Massimo Romano – Il valore più importante è il tempo. Oggi se ne parla molto ed è positivo che il tema del tempo sia finalmente al centro del dibattito, ma viene affrontato sempre con troppa superficialità e, soprattutto, banalizzato e ridotto a numeri che non significano nulla. Cucinelli ha parlato di 7 ore lavorative al giorno. Non è mai un problema di ore. Il tema, piuttosto, è come ottenere da noi e dalle persone con cui collaboriamo un lavoro della maggiore qualità possibile, senza sacrificare il nostro tempo libero. Dovremmo interrogarci su questo, piuttosto che arrovellarci su quale schema orario adottare. Di schemi orari ce ne sono tanti quanti sono i lavoratori, perché ognuno, se potesse scegliere, ne adotterebbe uno diverso. Non ha senso spendere energie a cercarne uno che valga per tutti. Il punto, invece, è trovare soluzioni per mettere ognuno nella condizione di rendere al meglio. E in quest’ottica a guidarci dovrebbe essere la felicità. Sono profondamente convinto che gli sforzi organizzativi delle aziende, e di noi imprenditori, debbano andare in questa direzione: rendere felici i propri collaboratori. Non credo ci sia nulla di più appetibile per un giovane che cerca lavoro.
In che modo è cambiato il modo di raffrontarsi fra datore di lavoro e lavoratore negli ultimi anni?

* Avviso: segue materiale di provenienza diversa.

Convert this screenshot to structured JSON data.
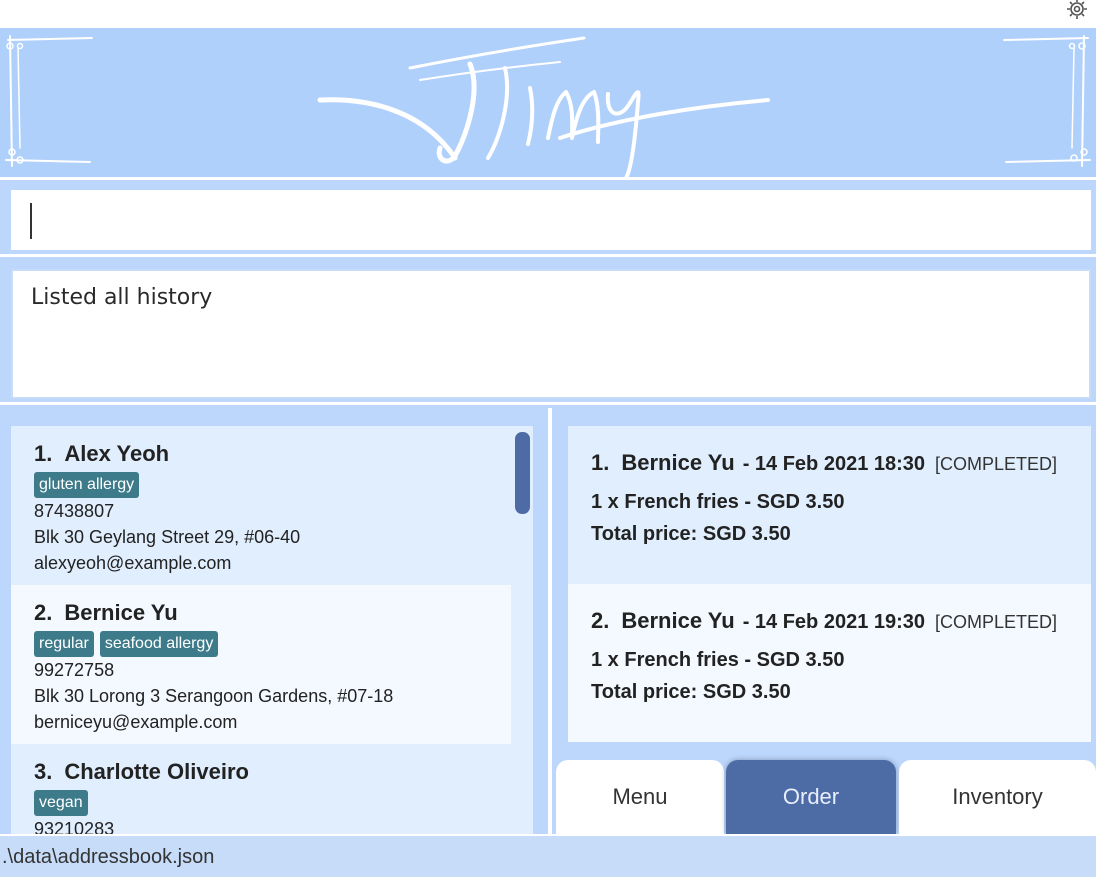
{
  "app": {
    "logo_text": "Jimy"
  },
  "command": {
    "value": "",
    "placeholder": ""
  },
  "result": {
    "message": "Listed all history"
  },
  "persons": [
    {
      "index": "1.",
      "name": "Alex Yeoh",
      "tags": [
        "gluten allergy"
      ],
      "phone": "87438807",
      "address": "Blk 30 Geylang Street 29, #06-40",
      "email": "alexyeoh@example.com"
    },
    {
      "index": "2.",
      "name": "Bernice Yu",
      "tags": [
        "regular",
        "seafood allergy"
      ],
      "phone": "99272758",
      "address": "Blk 30 Lorong 3 Serangoon Gardens, #07-18",
      "email": "berniceyu@example.com"
    },
    {
      "index": "3.",
      "name": "Charlotte Oliveiro",
      "tags": [
        "vegan"
      ],
      "phone": "93210283",
      "address": "",
      "email": ""
    }
  ],
  "orders": [
    {
      "index": "1.",
      "customer": "Bernice Yu",
      "date": "- 14 Feb 2021 18:30",
      "status": "[COMPLETED]",
      "item": "1 x French fries - SGD 3.50",
      "total": "Total price: SGD 3.50"
    },
    {
      "index": "2.",
      "customer": "Bernice Yu",
      "date": "- 14 Feb 2021 19:30",
      "status": "[COMPLETED]",
      "item": "1 x French fries - SGD 3.50",
      "total": "Total price: SGD 3.50"
    }
  ],
  "tabs": [
    {
      "label": "Menu",
      "active": false
    },
    {
      "label": "Order",
      "active": true
    },
    {
      "label": "Inventory",
      "active": false
    }
  ],
  "status_bar": {
    "path": ".\\data\\addressbook.json"
  },
  "colors": {
    "accent": "#4d6ca6",
    "tag": "#3d7b8a",
    "background": "#bcd6fc",
    "card": "#e0eefe"
  },
  "icons": {
    "settings": "gear-icon"
  }
}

Massimo Romano – Negli ultimi anni, c’è stato un cambiamento significativo dovuto a una serie di fattori. Primo tra tutti la tecnologia: l’adozione di strumenti tecnologici, come la collaborazione online e lo smart working, ha cambiato il modo in cui le imprese gestiscono i lavoratori e come i lavoratori si relazionano con i loro datori di lavoro. Poi il cambiamento demografico: la diversificazione della forza lavoro, con lavoratori di età e background diversi, ha portato a nuove esigenze e aspettative in termini di flessibilità e work-life balance. Ma soprattutto, la sempre maggiore consapevolezza dei diritti dei lavoratori che ha reso i datori di lavoro più attenti alle esigenze dei dipendenti. La globalizzazione e la crescente competizione economica hanno reso più difficile per i datori di lavoro mantenere una forza lavoro stabile e motivata, e hanno spinto a cambiamenti reali nei rapporti fra datore di lavoro e lavoratore. In generale, c’è una tendenza verso un modello di relazione più collaborativo e basato sulla fiducia, in cui entrambe le parti si impegnano a garantire il successo dell’impresa e la soddisfazione del lavoratore.

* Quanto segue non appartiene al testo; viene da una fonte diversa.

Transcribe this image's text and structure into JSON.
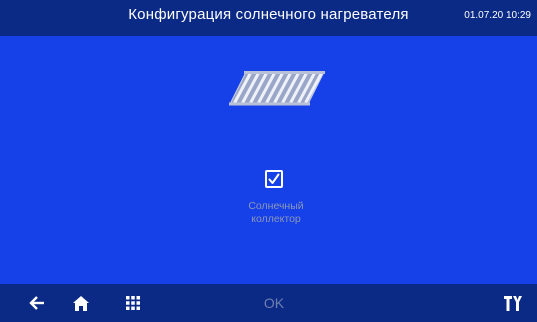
{
  "header": {
    "title": "Конфигурация солнечного нагревателя",
    "datetime": "01.07.20 10:29"
  },
  "main": {
    "collector_icon": "solar-collector-icon",
    "checkbox": {
      "checked": true,
      "label_line1": "Солнечный",
      "label_line2": "коллектор"
    }
  },
  "footer": {
    "back_icon": "arrow-left-icon",
    "home_icon": "home-icon",
    "menu_icon": "grid-icon",
    "ok_label": "OK",
    "tools_icon": "tools-icon"
  },
  "colors": {
    "header_bg": "#0b2a86",
    "main_bg": "#1640e8",
    "text_white": "#ffffff",
    "label_dim": "#8c97b8",
    "ok_dim": "#6f7fae"
  }
}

Il mondo del lavoro è in costante evoluzione: come cambia un’azienda come la vostra?
Giorgio Giordani – Quello che è accaduto negli ultimi anni, colpa o merito della pandemia globale, ha tracciato un segno chiaro nella società. Un’evoluzione che non ha precedenti rispetto a momenti di cambiamento del passato. Al centro i mutamenti sociali, che noi da sociologi abbiamo osservato sin da subito provando a capire cosa sarebbe accaduto e cosa accadrà in futuro per adattare strategie, modelli e processi. Noi siamo stati da sempre iperdigitalizzati, lavoravamo già a distanza con facilità, avevamo gli strumenti per farlo. Abbiamo solo dovuto adattare i processi e applicare i modelli di gestione.